強迫性障害の治療には薬物療法とカウンセリングがもっともよく使われる方法です。
I)薬物療法
強迫性障害の方は、脳内の神経ネットワークに使われる、神経伝達物質の一種である、セロトニンの作用が弱い事が分かっています。
そこで、脳内のセロトニンを増加させるお薬を服用する事が現在では、最優先で行われている事なのです。
1)抗強迫性障害薬
a)クロミプラミン(商品名:アナフラニール)
元来、うつ病の治療薬であるこのお薬は、1991年にアメリカで強迫性障害に有効であると認められました。
このお薬は、脳内の神経伝達物質のセロトニンのみならず、同じ神経伝達物質のカテコールアミンも増加させます。
強迫性障害には、即効性があります。
副作用としては、のどの渇き、便秘等々があげられます。
b)フルボキサミン(商品名:ルボックス(藤沢)、デプロメール(明治))
b)パラオキセチン(商品名:パキシル)
このお薬は、脳内の神経伝達物質のセロトニンのみを増加させるお薬で、選択性セロトニン再吸収阻害剤(SSRI:Selective Serotonin Reuptake Inhibitor)と呼ばれています。
日本ではうつ病と強迫性障害に効果があると認定されており、比較的ゆっくりと効果を表すものです。

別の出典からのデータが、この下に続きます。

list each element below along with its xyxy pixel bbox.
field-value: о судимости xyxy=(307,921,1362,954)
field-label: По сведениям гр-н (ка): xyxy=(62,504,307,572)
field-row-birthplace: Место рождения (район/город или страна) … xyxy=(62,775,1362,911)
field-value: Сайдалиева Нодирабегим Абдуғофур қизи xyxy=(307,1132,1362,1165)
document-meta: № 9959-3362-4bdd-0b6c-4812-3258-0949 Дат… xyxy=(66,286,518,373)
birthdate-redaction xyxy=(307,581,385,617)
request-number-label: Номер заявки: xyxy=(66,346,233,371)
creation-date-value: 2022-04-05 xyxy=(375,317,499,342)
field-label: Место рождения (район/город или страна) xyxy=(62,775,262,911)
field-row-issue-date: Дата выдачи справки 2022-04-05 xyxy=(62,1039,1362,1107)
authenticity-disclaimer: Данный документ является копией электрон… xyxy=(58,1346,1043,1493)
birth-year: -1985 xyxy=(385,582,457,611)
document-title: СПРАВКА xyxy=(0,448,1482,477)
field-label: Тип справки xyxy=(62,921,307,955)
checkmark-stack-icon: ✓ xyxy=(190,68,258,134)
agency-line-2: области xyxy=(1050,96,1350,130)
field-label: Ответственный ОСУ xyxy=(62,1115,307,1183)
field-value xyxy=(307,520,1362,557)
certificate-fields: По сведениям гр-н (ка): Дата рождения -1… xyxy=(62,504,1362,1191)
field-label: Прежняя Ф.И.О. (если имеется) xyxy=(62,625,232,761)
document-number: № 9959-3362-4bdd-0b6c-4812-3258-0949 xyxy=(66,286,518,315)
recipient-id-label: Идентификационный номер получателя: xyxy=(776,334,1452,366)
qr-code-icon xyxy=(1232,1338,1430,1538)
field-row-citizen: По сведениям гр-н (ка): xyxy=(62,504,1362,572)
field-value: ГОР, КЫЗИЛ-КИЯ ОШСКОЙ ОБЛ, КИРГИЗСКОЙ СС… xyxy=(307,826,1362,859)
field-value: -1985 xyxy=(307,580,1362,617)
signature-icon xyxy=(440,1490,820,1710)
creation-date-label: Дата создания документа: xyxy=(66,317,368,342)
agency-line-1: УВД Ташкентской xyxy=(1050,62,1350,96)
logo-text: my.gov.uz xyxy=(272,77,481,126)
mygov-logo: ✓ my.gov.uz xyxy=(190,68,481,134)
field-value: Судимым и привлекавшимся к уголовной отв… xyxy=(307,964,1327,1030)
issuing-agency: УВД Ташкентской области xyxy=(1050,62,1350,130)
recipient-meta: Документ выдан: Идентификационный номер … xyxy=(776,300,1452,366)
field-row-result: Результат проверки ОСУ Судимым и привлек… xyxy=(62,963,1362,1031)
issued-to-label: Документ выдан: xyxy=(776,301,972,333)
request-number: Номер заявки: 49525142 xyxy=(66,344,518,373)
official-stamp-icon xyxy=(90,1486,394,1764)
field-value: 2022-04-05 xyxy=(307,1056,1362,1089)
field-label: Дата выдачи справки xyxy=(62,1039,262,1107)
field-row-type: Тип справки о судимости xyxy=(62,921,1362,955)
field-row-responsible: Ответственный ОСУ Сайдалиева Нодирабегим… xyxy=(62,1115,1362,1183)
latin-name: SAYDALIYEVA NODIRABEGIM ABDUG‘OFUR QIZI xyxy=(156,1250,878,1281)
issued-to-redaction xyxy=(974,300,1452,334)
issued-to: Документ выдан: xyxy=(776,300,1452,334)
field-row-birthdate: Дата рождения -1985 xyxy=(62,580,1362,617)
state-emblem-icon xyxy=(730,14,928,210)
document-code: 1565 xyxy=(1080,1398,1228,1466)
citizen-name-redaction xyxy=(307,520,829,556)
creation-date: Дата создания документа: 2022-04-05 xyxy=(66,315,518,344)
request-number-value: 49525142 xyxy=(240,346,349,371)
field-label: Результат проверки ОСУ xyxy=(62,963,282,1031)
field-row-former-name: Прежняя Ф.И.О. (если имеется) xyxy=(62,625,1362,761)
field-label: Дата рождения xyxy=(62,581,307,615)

副作用としては、吐き気などがありますが、吐き気止めなどを服用すれば、最初の2週間程度で、
副作用は認められなくなるのが普通です。
2)抗不安薬
上記の抗強迫性障害薬に加えて、抗不安薬が用いられる事がほとんどです。このお薬は、その
名の通り不安を押さえる作用をもっており、何れも、ベンゾジアゼピンと呼ばれるものです。
ここでは、一般名は省略し、商品名を数種記しておきますが、この他にも数多くの抗不安薬があります。
レキソタン、デパス、ワイパックス、セルシン、コンスタン、セパゾン、レスタス、リーゼ等々
副作用としては、めまい、ふらつき、眠気などで、お年寄りには注意を要します。
3)その他の薬物療法
抗強迫性障害薬に加えて、様々なお薬が症状に応じて使用される事があります。
これは、その医師の判断によります。
II)カウンセリング
1)支持的カウンセリング
最もよく用いられるもので、患者さんの話を共感しながら、よく聞くという事が基本です。
2)行動療法
この療法は、日本ではあまりなされていない様なのですが、大変有効であると言われています。
基本的に、患者さんに怖いものに直面してもらい(暴露)、症状を軽減させる療法です。
例えば、感染を恐れるあまり、ドアのノブや公衆電話の受話器、電車のつり皮などに触れるのをいやがり、日に40回も手を洗う患者さんがいるとします。
最初のセッションでは、さわれないものに極力さわる様に支持します。
そして、手を洗う回数を減らす様にも支持します。
患者さんは、最初、比較的、自分が安全だと思われるものにさわる様にするのが普通ですし、また
回数も35回程度に減らすでしょう。
何にさわったか、何回洗ったかは、記録に残してもらい、次回のセッションの時に治療者に報告してもらいます。
治療者は頃合いを見計らいながら、もっと患者さんにとって汚いと思う物にさわるように、また、もっと手をあらう回数を減らす様に指示して行きます。
たまに、治療者は、普通の人以上に汚いものにさわる様に指示したり、手を洗う回数も普通以上に減らす様に指示する場合もありますが、これは治療に必要な為に行うものです。